I approach my Botanical series of works differently than the other subjects I paint. Unlike my Urban Landscape series where the composition and color is meticulously planned, my botanical series allows me the freedom to explore form and content in a more abstract way. The content is always the same; floral shapes, leaves, stems and a clear vase. With all this decided and deliberately sketched with marker on my orange primed canvas, my mind is free to explore the paint application. A good painting session is where I like the result, a great session is where I discover a new way of making a mark with paint or a different color story unfolds before me. The difficult part is recognizing that something is different and incorporating it into the subject. After this new way of making a mark is practiced I often incorporate it into my Urban Landscape series. By experimenting with my technique I am challenged to grow as an artist and that growth inspires me to continue.

Gabriele Bungardt:

Acrylic on Canvas

Artist Statement:

I’m more interested in the shadows than the object, because the presence of the shadow (often overstated in my paintings) represents the light I crave so much, and which to me is equivalent to happiness. Light inspires my still lives and its’ depiction in my artwork is a form of homage to California and the lightness of being and positive attitudes that are a reflection of a culture that takes its essence from the presence of light.

Ken Draizen

Steel Sculpture

Mi’Chelle Fredrick:

Graphite and Watercolors

Artist Statement:

For me, it’s all about the details. Whether I’m working outdoors on a landscape or in my studio on a still life, my focus is on the details that make each object come to life on the page or canvas. I am fascinated by textures. It’s a challenge to convey the smoothness of a polished stone or the roughness of tree bark in a medium such as graphite.

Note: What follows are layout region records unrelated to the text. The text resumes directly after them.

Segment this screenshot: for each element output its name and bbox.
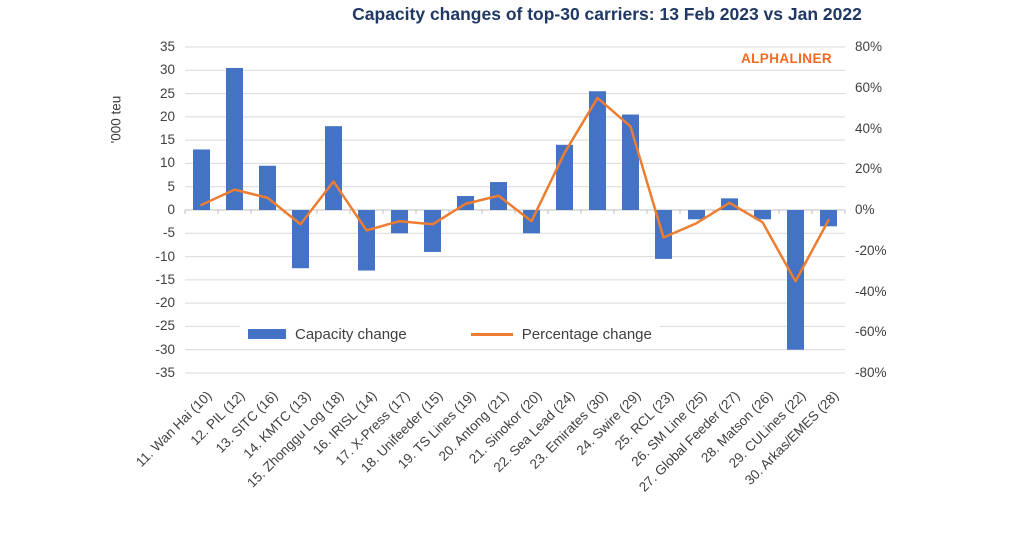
- chart-legend: Capacity change Percentage change: [240, 323, 660, 345]
- left-axis-tick-label: 15: [159, 132, 175, 148]
- legend-label-percentage-change: Percentage change: [521, 325, 652, 343]
- left-axis-tick-label: 35: [159, 39, 175, 54]
- left-axis-tick-label: -5: [162, 225, 175, 241]
- left-axis-tick-label: -20: [155, 295, 175, 311]
- right-axis-tick-label: 40%: [855, 120, 883, 136]
- bar-capacity-change: [754, 210, 771, 220]
- bar-capacity-change: [193, 149, 210, 210]
- bar-capacity-change: [820, 210, 837, 227]
- right-axis-tick-label: 20%: [855, 161, 883, 177]
- legend-item-capacity-change: Capacity change: [248, 326, 407, 343]
- bar-capacity-change: [259, 165, 276, 210]
- left-axis-tick-label: 10: [159, 155, 175, 171]
- legend-label-capacity-change: Capacity change: [295, 325, 407, 343]
- line-percentage-change: [200, 96, 830, 283]
- left-axis-tick-label: -15: [155, 271, 175, 287]
- bar-capacity-change: [292, 210, 309, 269]
- right-axis-tick-label: 0%: [855, 202, 875, 217]
- bar-capacity-change: [688, 210, 705, 220]
- bar-capacity-change: [226, 67, 243, 210]
- right-axis-tick-label: -40%: [855, 283, 887, 299]
- chart-title: Capacity changes of top-30 carriers: 13 …: [352, 4, 862, 24]
- left-axis-tick-label: 25: [159, 85, 175, 101]
- percentage-change-line-swatch-icon: [470, 332, 513, 336]
- legend-item-percentage-change: Percentage change: [470, 325, 652, 343]
- right-axis-tick-label: -80%: [855, 365, 887, 380]
- left-axis-tick-label: -25: [155, 318, 175, 334]
- left-axis-tick-label: -30: [155, 341, 175, 357]
- left-axis-tick-label: 0: [167, 202, 175, 217]
- bar-capacity-change: [358, 210, 375, 271]
- bar-capacity-change: [424, 210, 441, 252]
- right-axis-tick-label: 80%: [855, 39, 883, 54]
- left-axis-tick-label: 5: [167, 178, 175, 194]
- bar-capacity-change: [589, 91, 606, 210]
- left-axis-tick-label: -35: [155, 365, 175, 380]
- capacity-change-swatch-icon: [248, 329, 286, 339]
- left-axis-tick-label: -10: [155, 248, 175, 264]
- left-axis-tick-label: 30: [159, 62, 175, 78]
- right-axis-tick-label: -20%: [855, 242, 887, 258]
- bar-capacity-change: [325, 126, 342, 210]
- left-axis-tick-label: 20: [159, 108, 175, 124]
- alphaliner-watermark: ALPHALINER: [741, 51, 832, 66]
- right-axis-tick-label: 60%: [855, 79, 883, 95]
- right-axis-tick-label: -60%: [855, 324, 887, 340]
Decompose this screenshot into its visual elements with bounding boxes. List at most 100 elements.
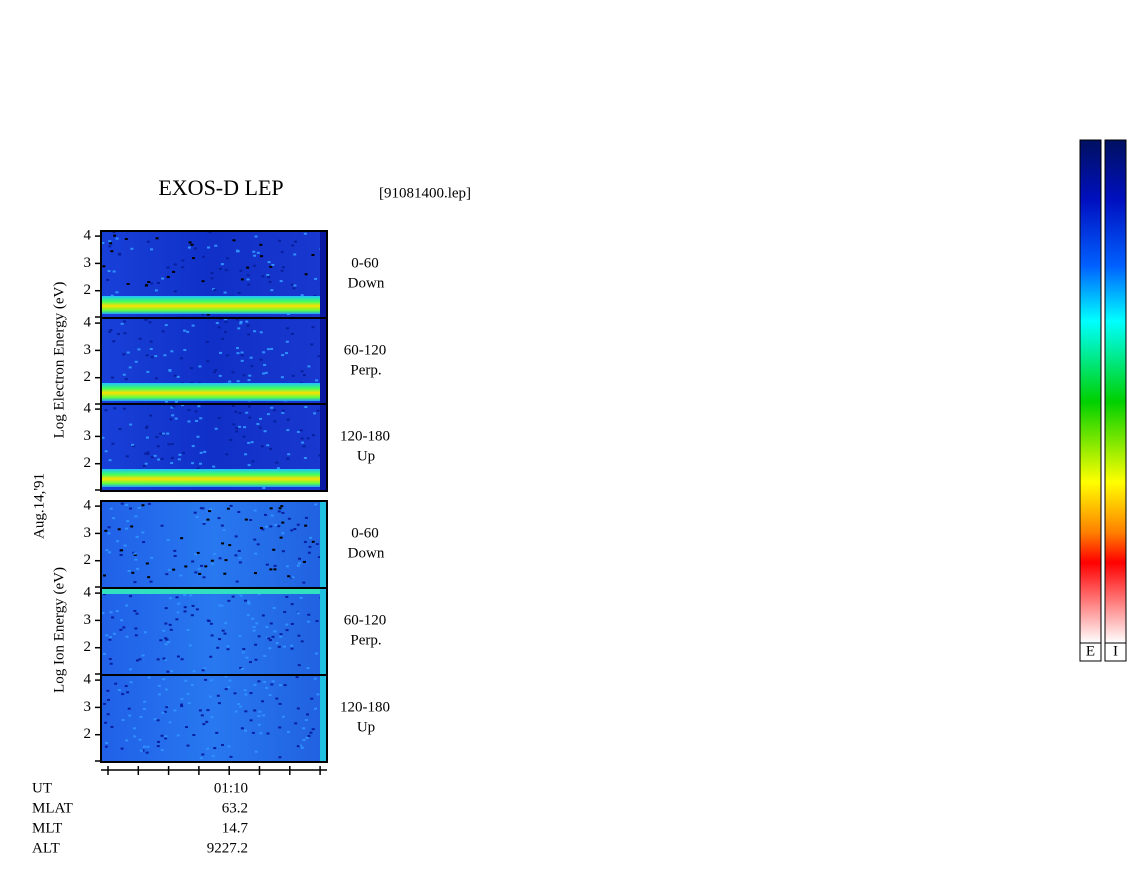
spectrogram-pixel [250, 441, 254, 444]
spectrogram-pixel [113, 234, 117, 237]
spectrogram-pixel [239, 322, 243, 325]
spectrogram-pixel [157, 693, 161, 696]
spectrogram-pixel [210, 716, 214, 719]
spectrogram-pixel [216, 646, 220, 649]
y-tick-label: 4 [84, 498, 92, 514]
spectrogram-pixel [311, 253, 315, 256]
spectrogram-pixel [150, 456, 154, 459]
spectrogram-pixel [170, 670, 174, 673]
spectrogram-pixel [206, 747, 210, 750]
spectrogram-pixel [264, 525, 268, 528]
spectrogram-pixel [232, 423, 236, 426]
spectrogram-pixel [208, 231, 212, 234]
spectrogram-pixel [242, 374, 246, 377]
spectrogram-pixel [111, 616, 115, 619]
spectrogram-pixel [156, 445, 160, 448]
direction-label: Up [357, 448, 375, 464]
spectrogram-pixel [196, 467, 200, 470]
spectrogram-pixel [248, 374, 252, 377]
spectrogram-pixel [252, 250, 256, 253]
spectrogram-edge [320, 501, 327, 588]
spectrogram-pixel [198, 572, 202, 575]
spectrogram-pixel [272, 607, 276, 610]
spectrogram-pixel [311, 326, 315, 329]
spectrogram-pixel [164, 637, 168, 640]
spectrogram-pixel [313, 412, 317, 415]
spectrogram-pixel [202, 522, 206, 525]
spectrogram-pixel [149, 580, 153, 583]
spectrogram-pixel [137, 506, 141, 509]
spectrogram-pixel [145, 318, 149, 321]
spectrogram-pixel [232, 239, 236, 242]
spectrogram-pixel [195, 608, 199, 611]
spectrogram-pixel [280, 376, 284, 379]
spectrogram-pixel [122, 320, 126, 323]
spectrogram-pixel [134, 627, 138, 630]
spectrogram-pixel [146, 451, 150, 454]
spectrogram-pixel [278, 702, 282, 705]
colorbar-label-box [1079, 642, 1102, 662]
spectrogram-pixel [253, 683, 257, 686]
spectrogram-pixel [164, 607, 168, 610]
spectrogram-pixel [170, 456, 174, 459]
spectrogram-pixel [242, 648, 246, 651]
spectrogram-pixel [261, 275, 265, 278]
spectrogram-pixel [205, 340, 209, 343]
spectrogram-pixel [170, 462, 174, 465]
spectrogram-pixel [102, 652, 106, 655]
spectrogram-pixel [297, 562, 301, 565]
spectrogram-pixel [134, 515, 138, 518]
spectrogram-pixel [294, 240, 298, 243]
spectrogram-pixel [223, 331, 227, 334]
spectrogram-pixel [276, 467, 280, 470]
spectrogram-pixel [245, 320, 249, 323]
spectrogram-pixel [160, 749, 164, 752]
spectrogram-pixel [133, 735, 137, 738]
spectrogram-pixel [141, 504, 145, 507]
spectrogram-pixel [236, 352, 240, 355]
y-tick-label: 3 [84, 428, 92, 444]
spectrogram-pixel [307, 551, 311, 554]
spectrogram-pixel [246, 278, 250, 281]
spectrogram-pixel [269, 622, 273, 625]
direction-label: Up [357, 719, 375, 735]
spectrogram-pixel [166, 275, 170, 278]
spectrogram-pixel [144, 462, 148, 465]
spectrogram-pixel [240, 727, 244, 730]
spectrogram-pixel [209, 679, 213, 682]
spectrogram-pixel [186, 629, 190, 632]
spectrogram-pixel [114, 682, 118, 685]
spectrogram-pixel [281, 409, 285, 412]
spectrogram-pixel [293, 253, 297, 256]
spectrogram-pixel [302, 727, 306, 730]
spectrogram-pixel [153, 718, 157, 721]
spectrogram-pixel [130, 525, 134, 528]
spectrogram-pixel [164, 735, 168, 738]
spectrogram-pixel [237, 291, 241, 294]
spectrogram-pixel [115, 540, 119, 543]
spectrogram-pixel [201, 669, 205, 672]
spectrogram-pixel [147, 281, 151, 284]
spectrogram-pixel [186, 744, 190, 747]
spectrogram-pixel [244, 518, 248, 521]
spectrogram-pixel [270, 683, 274, 686]
spectrogram-pixel [254, 643, 258, 646]
spectrogram-pixel [237, 425, 241, 428]
direction-label: Perp. [350, 362, 381, 378]
spectrogram-pixel [304, 719, 308, 722]
spectrogram-pixel [108, 459, 112, 462]
spectrogram-pixel [193, 511, 197, 514]
spectrogram-pixel [116, 333, 120, 336]
spectrogram-pixel [120, 322, 124, 325]
spectrogram-pixel [173, 263, 177, 266]
spectrogram-pixel [279, 635, 283, 638]
spectrogram-pixel [202, 255, 206, 258]
spectrogram-pixel [268, 694, 272, 697]
spectrogram-pixel [198, 709, 202, 712]
spectrogram-pixel [287, 575, 291, 578]
spectrogram-pixel [166, 266, 170, 269]
spectrogram-pixel [300, 437, 304, 440]
spectrogram-pixel [155, 436, 159, 439]
spectrogram-pixel [296, 707, 300, 710]
spectrogram-pixel [239, 320, 243, 323]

I enjoy that kind of challenge. I want the viewer to not only see the object as I saw it, but to get the feel of it as well.

Dan Granett


Artist Statement

Photography is an art and a science. Straddling both for over 5 decades gives me a perspective that welcomes technical breakthroughs in optics and software that “cheat nature” out of what we naively thought were limits to her laws.  Some of my photos are software derived composites of many focal plane slices of small subjects that could not be captured with such clarity otherwise. Extending my senses turns me on.  An amplifier that converts the ultrasonic voices of insects into human audible sounds, a visualizer of the normally invisible electromagnetic fields we are swimming in, – if it takes gadgets to extract some beauty out of the vast sea of energy and particles that is our reality, that’s just fine.

Chris Tedesco

Glass Art

Artist Statement:

“In my work, glass is transformed into three dimensional paintings of light and color. Complicated techniques used in the making of these pieces fade away as the presence of the artwork makes itself felt. The intention of my work is to create an environment for the viewer- a place where one feels encouraged to ponder and reflect.”

Elizabeth Zanzinger

Oil Painting

Artist Statement:

Elizabeth Zanzinger is an emerging artist from the San Francisco Bay Area. The developing theme in Elizabeth’s work explores the relationship between humanity and nature. Both are consuming forces in daily life, whether through technological advances or the inevitable decay of all things.  She views the life of an artist as a journey through continually evolving processes, whether the focus is technical or conceptual. She explores the beauty in that journey, the process, and the rendered material form with all of the work she creates.